La oposición II

El Domingo pasado me referí al rol de la oposición. Tomé como pretexto el episodio de los ediles blancos que dieron su voto para el endeudamiento de la Intendencia de Montevideo. Dije que el asunto había recibido un encare disciplinario en vez de aprovecharlo para profundizar una discusión acerca del desafío más importante sobre estrategia política que tiene el Partido Nacional para los próximos años. Lo expresado el Domingo pasado se completa con lo que sigue hoy y esto se leerá mejor a la luz de aquello.

El estar en la oposición, ubicación no elegida sino consecuencia de un resultado electoral, conlleva siempre un peligro de simplificación: si quedé en la oposición es para decir que no y punto. Si el personal partidario se deja llevar por esa simplificación el Partido queda ubicado en una posición subordinada, siempre a la cola de lo que diga o proponga el gobierno, ocupándose de lo que el gobierno hace o deja de hacer, en postura de respuesta y nunca de propuesta, siempre con la agenda del otro y nunca con una agenda propia.

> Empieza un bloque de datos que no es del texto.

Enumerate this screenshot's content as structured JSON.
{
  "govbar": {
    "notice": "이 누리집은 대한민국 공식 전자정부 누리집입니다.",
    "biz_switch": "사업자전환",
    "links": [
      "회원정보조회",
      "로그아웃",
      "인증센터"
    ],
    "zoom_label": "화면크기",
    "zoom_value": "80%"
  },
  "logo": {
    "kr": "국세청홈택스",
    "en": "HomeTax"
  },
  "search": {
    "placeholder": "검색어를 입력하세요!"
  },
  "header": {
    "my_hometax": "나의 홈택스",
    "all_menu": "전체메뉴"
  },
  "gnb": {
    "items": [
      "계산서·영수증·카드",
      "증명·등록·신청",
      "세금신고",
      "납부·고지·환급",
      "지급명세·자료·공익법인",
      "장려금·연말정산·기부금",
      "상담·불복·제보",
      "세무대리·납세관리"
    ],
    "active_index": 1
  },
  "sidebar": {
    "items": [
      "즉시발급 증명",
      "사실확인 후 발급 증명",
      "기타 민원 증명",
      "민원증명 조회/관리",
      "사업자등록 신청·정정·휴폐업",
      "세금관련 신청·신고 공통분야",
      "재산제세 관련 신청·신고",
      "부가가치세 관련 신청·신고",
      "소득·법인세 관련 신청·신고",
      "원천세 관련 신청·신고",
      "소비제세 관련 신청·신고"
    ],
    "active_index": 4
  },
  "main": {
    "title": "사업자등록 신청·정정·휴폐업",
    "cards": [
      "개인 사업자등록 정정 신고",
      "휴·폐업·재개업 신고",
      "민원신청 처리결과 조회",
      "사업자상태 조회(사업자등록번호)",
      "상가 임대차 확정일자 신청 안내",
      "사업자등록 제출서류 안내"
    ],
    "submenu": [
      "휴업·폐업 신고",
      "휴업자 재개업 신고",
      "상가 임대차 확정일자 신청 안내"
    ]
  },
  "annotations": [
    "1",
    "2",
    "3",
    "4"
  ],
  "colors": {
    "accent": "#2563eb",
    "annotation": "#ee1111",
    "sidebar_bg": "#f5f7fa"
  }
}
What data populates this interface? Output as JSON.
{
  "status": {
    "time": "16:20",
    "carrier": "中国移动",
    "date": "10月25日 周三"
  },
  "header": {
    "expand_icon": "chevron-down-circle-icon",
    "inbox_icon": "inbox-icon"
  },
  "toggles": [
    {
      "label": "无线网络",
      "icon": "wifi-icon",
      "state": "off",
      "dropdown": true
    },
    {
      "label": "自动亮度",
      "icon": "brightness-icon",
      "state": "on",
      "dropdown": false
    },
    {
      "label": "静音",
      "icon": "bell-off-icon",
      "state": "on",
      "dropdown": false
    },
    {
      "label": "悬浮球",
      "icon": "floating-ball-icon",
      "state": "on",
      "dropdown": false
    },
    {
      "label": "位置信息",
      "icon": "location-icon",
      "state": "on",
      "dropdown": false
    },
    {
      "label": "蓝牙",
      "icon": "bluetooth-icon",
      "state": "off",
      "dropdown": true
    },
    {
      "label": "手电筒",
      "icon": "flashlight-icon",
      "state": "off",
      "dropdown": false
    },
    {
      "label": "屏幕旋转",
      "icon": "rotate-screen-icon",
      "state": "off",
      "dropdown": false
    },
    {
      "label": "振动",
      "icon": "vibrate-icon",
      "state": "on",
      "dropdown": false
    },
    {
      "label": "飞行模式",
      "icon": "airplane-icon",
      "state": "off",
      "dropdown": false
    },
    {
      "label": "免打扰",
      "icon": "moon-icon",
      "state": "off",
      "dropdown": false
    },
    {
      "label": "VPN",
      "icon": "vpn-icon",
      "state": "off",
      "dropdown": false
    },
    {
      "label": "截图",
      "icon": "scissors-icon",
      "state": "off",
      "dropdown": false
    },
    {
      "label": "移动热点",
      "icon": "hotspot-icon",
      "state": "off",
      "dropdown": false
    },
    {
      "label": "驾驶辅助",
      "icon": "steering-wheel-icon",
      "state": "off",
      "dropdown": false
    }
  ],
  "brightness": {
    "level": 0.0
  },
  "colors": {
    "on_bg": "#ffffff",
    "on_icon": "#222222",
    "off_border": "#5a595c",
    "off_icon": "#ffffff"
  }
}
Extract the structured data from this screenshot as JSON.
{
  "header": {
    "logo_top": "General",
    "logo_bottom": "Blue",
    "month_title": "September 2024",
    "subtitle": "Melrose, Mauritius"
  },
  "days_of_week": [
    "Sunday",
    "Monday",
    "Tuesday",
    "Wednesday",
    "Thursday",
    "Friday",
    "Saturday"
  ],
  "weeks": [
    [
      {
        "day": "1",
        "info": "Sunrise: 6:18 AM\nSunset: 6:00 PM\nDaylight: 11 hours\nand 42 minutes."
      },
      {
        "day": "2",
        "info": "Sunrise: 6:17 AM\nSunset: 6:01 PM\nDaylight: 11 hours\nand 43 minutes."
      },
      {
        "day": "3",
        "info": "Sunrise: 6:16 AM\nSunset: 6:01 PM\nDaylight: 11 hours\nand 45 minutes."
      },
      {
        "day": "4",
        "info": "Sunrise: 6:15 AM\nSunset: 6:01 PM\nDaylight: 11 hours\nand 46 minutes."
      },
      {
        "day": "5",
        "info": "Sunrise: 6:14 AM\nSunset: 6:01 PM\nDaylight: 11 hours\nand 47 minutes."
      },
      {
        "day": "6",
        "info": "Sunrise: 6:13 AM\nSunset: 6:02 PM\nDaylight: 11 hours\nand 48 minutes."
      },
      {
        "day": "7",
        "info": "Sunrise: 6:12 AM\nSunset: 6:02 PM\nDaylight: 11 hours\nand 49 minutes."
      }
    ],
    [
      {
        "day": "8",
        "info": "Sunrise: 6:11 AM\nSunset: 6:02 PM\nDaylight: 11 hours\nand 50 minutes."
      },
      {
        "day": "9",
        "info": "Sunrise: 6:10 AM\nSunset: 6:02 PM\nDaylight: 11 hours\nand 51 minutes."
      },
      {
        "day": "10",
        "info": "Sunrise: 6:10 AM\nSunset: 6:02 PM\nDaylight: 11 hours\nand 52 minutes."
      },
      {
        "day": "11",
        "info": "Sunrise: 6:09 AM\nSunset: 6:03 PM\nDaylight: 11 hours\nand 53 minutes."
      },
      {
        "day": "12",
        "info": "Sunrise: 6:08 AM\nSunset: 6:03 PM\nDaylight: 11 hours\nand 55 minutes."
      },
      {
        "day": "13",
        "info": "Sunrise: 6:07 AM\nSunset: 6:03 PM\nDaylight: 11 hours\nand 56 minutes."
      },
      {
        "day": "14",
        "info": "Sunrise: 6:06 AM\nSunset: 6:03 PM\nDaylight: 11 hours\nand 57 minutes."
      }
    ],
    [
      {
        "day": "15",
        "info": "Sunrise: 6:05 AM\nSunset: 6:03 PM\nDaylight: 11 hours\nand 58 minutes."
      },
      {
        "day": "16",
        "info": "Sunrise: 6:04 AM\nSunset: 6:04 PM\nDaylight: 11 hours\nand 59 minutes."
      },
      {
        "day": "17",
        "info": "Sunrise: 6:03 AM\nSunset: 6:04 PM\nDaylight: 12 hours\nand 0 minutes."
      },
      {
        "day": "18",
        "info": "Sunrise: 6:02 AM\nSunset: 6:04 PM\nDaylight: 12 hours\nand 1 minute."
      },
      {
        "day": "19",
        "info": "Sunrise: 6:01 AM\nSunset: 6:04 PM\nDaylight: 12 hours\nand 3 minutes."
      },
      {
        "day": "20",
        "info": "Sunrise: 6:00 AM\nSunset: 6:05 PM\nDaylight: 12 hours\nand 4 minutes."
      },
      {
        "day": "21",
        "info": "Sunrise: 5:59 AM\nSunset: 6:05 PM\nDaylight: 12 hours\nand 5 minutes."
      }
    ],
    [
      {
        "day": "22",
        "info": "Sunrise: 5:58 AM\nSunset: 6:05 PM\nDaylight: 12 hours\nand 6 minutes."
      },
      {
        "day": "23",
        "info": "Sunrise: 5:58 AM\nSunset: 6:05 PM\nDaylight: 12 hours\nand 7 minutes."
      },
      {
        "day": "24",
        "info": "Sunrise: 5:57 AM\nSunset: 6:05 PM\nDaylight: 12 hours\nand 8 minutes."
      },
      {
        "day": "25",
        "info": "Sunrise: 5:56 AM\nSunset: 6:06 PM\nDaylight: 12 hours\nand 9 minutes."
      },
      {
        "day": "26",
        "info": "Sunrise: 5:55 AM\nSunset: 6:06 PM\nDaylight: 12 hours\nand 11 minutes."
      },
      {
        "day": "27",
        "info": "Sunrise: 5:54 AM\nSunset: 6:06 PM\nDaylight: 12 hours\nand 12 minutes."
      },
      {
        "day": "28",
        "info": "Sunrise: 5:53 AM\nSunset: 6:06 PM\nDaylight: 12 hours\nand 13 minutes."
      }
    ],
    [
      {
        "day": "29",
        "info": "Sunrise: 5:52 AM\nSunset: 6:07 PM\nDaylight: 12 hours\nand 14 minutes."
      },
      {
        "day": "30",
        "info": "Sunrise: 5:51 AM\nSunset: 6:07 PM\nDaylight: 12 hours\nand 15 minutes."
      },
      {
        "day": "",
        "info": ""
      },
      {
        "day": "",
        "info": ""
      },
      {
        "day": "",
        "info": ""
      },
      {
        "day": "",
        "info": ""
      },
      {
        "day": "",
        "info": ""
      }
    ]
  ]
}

La cantidad de oportunidades para la crítica y el retruque fácil que este gobierno fabrica y otorga cotidianamente ayudan a que se tome aquella postura simplificada casi sin pensarlo y muchas veces aún con regocijo: si me la dejan picando, pateo.

Enfrentado a esa tentación cotidiana, sin dejar de señalar los errores y las contradicciones del gobierno, el Partido Nacional deberá pasar a desarrollar sus propias ideas, sus planes, su visión de la circunstancia y su visión del país. El diálogo principal no es con el gobierno, es con el país; el interlocutor del Partido es el Uruguay y los temas a tratar con el Uruguay los elige el Partido.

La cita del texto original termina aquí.